Women Leaders as Mentors in Healthcare Training

Group networking and one-to-one relationships with women in top medical management jobs are beneficial for women at every stage of their career development:

  • Schoolgirls dreaming to help others through healthcare
  • Undergraduate students considering graduate or medical school
  • Graduates looking for jobs in allied health careers or other areas
  • Young women in healthcare certification programs
  • Women in hospital administration jobs who want to move up the ranks
  • Female middle management staff who are looking to progress

Finding a mentor to encourage you and offer advice is a common practice. It involves finding somebody in your field who is willing to give you part of their time and attention for free. This generous yet responsible act can not only help to advance professional education, but also enrich understanding of the American healthcare institution in general.

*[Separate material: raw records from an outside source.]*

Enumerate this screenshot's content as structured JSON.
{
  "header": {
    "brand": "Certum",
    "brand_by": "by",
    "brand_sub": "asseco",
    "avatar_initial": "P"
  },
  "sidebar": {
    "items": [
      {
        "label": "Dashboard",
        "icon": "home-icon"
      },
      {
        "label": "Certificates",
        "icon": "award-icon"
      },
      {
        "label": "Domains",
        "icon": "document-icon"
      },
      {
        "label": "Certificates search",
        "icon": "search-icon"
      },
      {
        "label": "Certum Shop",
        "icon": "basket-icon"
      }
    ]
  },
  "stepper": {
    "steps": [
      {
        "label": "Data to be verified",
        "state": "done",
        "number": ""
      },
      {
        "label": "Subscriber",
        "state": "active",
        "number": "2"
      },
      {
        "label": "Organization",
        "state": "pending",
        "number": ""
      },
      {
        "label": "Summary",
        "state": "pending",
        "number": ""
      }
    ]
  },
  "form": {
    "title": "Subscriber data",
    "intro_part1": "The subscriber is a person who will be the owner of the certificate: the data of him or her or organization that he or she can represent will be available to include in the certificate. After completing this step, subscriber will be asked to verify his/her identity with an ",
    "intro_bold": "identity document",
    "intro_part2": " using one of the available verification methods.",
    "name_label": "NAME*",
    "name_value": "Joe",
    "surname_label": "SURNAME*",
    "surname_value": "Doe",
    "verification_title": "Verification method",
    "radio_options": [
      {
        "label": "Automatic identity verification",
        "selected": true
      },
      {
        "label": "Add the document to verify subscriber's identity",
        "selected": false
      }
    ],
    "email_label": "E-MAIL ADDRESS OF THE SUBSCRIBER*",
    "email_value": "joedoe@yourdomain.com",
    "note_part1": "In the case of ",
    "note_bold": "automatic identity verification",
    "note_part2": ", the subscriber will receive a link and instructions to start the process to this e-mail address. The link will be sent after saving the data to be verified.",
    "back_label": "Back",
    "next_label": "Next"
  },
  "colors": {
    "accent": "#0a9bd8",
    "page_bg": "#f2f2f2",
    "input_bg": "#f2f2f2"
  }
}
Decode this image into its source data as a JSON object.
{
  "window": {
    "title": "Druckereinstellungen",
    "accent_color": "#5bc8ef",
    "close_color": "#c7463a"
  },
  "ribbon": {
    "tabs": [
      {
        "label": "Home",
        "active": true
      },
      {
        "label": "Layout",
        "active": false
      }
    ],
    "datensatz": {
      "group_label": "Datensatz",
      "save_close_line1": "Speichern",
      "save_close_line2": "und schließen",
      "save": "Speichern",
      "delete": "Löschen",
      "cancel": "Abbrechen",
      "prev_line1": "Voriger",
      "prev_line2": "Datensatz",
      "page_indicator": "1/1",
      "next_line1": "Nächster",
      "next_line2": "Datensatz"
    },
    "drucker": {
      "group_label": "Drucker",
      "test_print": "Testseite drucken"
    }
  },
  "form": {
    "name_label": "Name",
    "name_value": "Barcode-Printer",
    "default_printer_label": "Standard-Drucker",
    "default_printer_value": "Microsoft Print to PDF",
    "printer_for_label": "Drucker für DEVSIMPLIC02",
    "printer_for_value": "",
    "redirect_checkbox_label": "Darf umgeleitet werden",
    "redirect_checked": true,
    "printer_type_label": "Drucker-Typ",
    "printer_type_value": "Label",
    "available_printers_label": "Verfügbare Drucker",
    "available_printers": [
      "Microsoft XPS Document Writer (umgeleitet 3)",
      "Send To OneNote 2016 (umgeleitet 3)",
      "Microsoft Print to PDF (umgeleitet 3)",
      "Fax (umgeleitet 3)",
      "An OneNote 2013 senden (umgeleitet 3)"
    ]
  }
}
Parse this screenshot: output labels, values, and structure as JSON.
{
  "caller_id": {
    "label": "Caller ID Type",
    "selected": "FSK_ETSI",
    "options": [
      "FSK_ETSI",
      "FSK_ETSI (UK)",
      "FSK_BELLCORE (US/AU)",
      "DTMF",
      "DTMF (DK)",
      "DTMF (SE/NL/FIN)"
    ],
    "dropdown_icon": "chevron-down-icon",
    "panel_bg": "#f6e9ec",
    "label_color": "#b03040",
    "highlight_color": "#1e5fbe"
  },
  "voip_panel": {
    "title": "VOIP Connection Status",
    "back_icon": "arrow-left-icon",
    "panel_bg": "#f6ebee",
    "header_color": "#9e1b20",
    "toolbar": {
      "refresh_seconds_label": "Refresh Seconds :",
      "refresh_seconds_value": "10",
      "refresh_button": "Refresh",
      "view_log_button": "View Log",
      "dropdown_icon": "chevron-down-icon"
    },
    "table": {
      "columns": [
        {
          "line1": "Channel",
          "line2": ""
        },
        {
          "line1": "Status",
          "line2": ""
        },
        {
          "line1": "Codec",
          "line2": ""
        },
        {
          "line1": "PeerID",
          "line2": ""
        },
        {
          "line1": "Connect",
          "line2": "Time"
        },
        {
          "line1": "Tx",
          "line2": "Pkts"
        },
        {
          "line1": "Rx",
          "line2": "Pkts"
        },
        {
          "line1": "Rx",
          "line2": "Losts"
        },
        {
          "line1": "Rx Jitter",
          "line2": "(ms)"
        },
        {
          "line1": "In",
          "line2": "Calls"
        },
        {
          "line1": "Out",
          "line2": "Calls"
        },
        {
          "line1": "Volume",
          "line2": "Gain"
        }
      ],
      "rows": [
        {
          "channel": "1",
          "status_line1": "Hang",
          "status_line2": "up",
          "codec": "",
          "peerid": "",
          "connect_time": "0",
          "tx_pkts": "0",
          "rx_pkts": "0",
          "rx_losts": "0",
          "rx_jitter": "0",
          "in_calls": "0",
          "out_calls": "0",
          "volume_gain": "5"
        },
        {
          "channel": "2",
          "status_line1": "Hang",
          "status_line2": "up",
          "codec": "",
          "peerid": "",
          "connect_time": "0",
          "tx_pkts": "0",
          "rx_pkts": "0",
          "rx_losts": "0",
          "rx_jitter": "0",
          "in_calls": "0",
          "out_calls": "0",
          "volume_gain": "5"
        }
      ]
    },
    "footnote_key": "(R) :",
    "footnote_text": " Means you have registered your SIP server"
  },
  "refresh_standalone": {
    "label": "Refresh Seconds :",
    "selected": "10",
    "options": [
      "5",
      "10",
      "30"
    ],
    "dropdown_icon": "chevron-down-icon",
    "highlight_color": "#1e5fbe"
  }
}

Every two years, Modern Healthcare magazine compiles a list of the Top 25 Women Leaders in Healthcare, and one of the criteria these senior female professionals are judged on is that they “demonstrated a willingness to share expertise with others in the field.”

If you feel this may be a good route for you to take, then read the following guidance from Carol Baffi-Dugan and Robert Hung on finding and working with a mentor.

Better Work-Life Balance

One of the biggest challenges for women is the difficulty involved in juggling work and family. Women are often seen as child-bearers who take time off or move from full-time to part-time work so that they can take care of young children. This has been among the main factors having a negative impact on their careers in the past decades.

In an article called Can Doctors Have Work-Life Balance?, Time spoke to medical students to find out whether this is the reality:

“I often meet physicians who tell me it’s possible to have both a family and a career, but for the most part, they are men with wives who have made the tough decision to work part-time for them. The women I have met have painted a more pragmatic picture — you can have what you want, just not all of it.” – Alexandra Charrow, student

Finding the right work-life balance, especially for female healthcare professionals, can be quite a challenge. This challenge, however, should be equally shared between men and women. Female healthcare workers do not have to face it all alone.

Better work-life balance leads to a more productive and healthier work environment. That is why more happy female employees who are not judged based on gender stereotypes translates into more opportunities for women in healthcare. A great way to make them feel appreciated and have the motivation to further grow in the healthcare field.

Another way to provide this good balance is by offering equal financial rewards and benefits. Some industries like the pharmaceutical have almost eliminated the gender wage gap to achieve a more productive work environment.

It stands to reason that all healthcare professionals must support the breaking down of traditional barriers of opportunity for women so that conditions can improve for everyone.

There are ways to work in the field of healthcare without having a medical degree and spending a fortune on university fees. The allied healthcare industry offers equal opportunities to employees with the same level of expertise and qualification. What’s more, you will be generously rewarded and truly appreciated for years to come.